Trip-hop started in Bristol, England, in the early 1990s. It takes influence and elements from all types of music such as the drums and bass of hip-hop, the improvisation of jazz and the melancholy tones and lyrics from post-punk and grunge. However, the trip-hop sound is much less aggressive than its influences. It tends to sound more ambient and dream-like.
Trip-hop bands include Massive Attack, Cornershop and Hofschneider’s main influence for this experiment, Portishead.
“I knew I wanted to play this type of music and haven’t been able to yet since 1994, the first time I heard the Portishead ‘Dummy’ album,” he said. “I came home from work one day and my roommate had it on, and within about five seconds of listening to it — it was like nothing else I ever heard. That was during the grunge scene, and we were being inundated by continual, loud, obnoxious guitars and yelling for lyrics. (Portishead) had a beautiful sounding singer, a great timbre. It was moody. It was dark. It was like the grunge, but a lot more accessible to me. I knew I wanted to do something like it eventually.
“I finally got around to it 25 years later.”
Hofschneider said the sound he’s going for with this experiment is based on “Dummy,” which turned 25 in August, but he and his band mates will play original music. He said one of the twists that will make the performance interesting is Simon on tabla.
“The second I heard Alan, I thought, ‘I’ve got to do something with this guy,’” Hofschneider said. “Cornershop had a sitar on one of their albums, so I think that kind of influenced getting a tabla in there. Instead of having a drum kit and percussion like trip-hop would normally have, we have an Indian-style tabla player.
“One of the pieces is inspired by the minimalist classical movement like Steve Reich and Philip Glass,” he added. “I brought that into the mix because it’s always been a style that has fascinated me.”
Many people in the area might know Hofschneider as the founder and guitar, ukulele and banjo player of the local swing jazz group Crackin’ Foxy.
“This is very different from the music I’m used to playing,” he said. “With Crackin’ Foxy everything is very concise, there’s a very structured form, and a lot happens in a little time. This is more of an experience where it builds. You do one little line; then somebody riffs off of that.

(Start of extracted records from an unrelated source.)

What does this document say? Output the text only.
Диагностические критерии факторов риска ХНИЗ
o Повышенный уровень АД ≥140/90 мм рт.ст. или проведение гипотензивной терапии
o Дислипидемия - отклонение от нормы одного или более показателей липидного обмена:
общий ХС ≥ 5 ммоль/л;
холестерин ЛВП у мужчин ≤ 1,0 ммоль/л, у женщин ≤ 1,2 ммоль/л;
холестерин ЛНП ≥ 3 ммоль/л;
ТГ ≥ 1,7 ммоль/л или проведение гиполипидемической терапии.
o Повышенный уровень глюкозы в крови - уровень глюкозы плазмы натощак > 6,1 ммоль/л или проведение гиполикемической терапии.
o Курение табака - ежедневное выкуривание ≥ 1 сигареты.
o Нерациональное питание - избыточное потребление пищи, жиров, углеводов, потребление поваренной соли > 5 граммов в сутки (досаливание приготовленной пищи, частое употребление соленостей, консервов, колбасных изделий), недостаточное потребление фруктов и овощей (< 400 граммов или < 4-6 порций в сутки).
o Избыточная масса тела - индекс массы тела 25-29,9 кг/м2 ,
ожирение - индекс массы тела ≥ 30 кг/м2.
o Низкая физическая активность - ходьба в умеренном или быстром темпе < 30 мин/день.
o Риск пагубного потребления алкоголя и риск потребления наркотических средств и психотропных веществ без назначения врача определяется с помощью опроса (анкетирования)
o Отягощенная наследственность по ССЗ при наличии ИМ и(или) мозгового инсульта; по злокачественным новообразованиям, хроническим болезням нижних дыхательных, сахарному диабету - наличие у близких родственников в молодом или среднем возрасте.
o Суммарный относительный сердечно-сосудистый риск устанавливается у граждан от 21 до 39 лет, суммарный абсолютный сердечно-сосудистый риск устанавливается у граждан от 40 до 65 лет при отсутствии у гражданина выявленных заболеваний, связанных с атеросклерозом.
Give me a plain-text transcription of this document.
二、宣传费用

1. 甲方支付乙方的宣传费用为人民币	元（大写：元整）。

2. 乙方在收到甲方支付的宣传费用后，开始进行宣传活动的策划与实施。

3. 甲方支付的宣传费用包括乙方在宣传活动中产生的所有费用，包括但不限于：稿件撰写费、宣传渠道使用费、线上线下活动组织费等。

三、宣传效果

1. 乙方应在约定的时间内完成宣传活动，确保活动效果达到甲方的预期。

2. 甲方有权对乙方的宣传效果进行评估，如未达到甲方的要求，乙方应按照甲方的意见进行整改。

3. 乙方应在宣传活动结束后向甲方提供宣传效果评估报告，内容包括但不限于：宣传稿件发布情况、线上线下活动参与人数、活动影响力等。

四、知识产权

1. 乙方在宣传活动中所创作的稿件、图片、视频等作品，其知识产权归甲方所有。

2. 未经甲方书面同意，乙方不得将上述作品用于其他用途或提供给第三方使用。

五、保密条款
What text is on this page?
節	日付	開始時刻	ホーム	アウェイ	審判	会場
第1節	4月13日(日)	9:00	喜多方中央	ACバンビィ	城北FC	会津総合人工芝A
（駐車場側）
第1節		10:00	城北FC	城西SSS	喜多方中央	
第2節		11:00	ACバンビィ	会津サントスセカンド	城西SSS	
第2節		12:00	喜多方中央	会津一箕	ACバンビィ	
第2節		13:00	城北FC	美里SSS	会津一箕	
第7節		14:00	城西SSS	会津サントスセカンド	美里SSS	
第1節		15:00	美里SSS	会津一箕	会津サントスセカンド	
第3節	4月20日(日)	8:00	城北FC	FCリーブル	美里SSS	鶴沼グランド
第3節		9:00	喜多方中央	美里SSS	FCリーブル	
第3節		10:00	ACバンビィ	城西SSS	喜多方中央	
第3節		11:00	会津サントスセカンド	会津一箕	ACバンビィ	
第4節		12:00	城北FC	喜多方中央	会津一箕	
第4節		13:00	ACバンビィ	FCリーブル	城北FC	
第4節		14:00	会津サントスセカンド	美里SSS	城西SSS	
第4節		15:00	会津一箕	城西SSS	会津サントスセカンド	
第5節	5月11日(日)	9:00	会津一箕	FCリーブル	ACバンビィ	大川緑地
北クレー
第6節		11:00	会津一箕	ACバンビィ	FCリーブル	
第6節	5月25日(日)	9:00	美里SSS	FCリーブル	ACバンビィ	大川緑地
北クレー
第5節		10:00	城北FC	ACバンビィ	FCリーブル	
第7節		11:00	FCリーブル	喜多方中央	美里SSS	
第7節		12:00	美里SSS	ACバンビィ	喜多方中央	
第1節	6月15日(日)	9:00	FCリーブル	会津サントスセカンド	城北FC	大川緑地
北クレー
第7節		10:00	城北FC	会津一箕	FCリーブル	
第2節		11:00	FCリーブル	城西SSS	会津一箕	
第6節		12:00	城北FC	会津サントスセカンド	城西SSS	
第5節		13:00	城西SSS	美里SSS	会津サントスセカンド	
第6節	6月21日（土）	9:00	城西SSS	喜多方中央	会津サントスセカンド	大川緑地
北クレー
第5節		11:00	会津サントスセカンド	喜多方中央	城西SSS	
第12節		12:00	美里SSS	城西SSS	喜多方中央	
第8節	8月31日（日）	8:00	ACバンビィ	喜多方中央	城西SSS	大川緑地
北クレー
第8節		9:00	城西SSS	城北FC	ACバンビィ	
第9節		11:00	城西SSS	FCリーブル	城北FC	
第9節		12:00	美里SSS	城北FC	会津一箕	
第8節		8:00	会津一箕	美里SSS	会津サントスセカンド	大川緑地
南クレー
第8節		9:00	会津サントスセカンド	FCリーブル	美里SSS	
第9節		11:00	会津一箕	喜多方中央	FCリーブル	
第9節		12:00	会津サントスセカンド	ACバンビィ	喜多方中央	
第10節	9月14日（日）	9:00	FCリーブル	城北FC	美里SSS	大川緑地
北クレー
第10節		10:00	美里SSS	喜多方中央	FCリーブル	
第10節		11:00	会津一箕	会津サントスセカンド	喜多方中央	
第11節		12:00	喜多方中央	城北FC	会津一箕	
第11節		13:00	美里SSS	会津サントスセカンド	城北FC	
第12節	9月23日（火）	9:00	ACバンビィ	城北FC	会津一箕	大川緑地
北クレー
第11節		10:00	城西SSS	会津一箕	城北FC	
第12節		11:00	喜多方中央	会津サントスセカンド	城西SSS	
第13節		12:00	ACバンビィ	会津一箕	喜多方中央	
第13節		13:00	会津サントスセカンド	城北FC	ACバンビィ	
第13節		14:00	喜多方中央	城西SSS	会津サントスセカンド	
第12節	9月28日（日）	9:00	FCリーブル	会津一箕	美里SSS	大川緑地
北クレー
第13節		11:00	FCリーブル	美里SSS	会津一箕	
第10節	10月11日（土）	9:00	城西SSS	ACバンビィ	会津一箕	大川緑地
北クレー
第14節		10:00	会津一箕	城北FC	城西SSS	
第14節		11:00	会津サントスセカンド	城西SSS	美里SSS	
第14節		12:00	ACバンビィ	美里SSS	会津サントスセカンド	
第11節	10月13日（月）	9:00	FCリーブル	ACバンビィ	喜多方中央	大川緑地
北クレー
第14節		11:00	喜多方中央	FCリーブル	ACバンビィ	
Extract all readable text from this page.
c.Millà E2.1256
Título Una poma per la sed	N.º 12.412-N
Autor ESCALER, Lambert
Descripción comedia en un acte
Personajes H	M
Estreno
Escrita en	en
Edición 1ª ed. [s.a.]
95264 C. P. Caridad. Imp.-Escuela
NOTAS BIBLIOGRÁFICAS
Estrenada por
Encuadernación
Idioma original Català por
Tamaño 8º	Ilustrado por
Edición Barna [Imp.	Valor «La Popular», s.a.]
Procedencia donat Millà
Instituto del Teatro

It’s slowly developing and evolving into something else.”
Hoschneider said it can be difficult to find a variety of live music genres in the North Country, and that’s why he appreciates what music booker Peter Seward does at Lake Flower Landing.
“There are some people around here playing punk rock or they’re on the fringes, but it’s mostly very folk-oriented,” Hofschneider said. “When I first moved up here, I really missed hearing jazz music, so that’s how Crackin’ Foxy came to be. Peter is great at bringing in new, great sounds to the area.”
Seward formerly managed Hobofest, the end-of-summer free music festival in Saranac Lake that after he left it transformed into the Northern Current festival this year.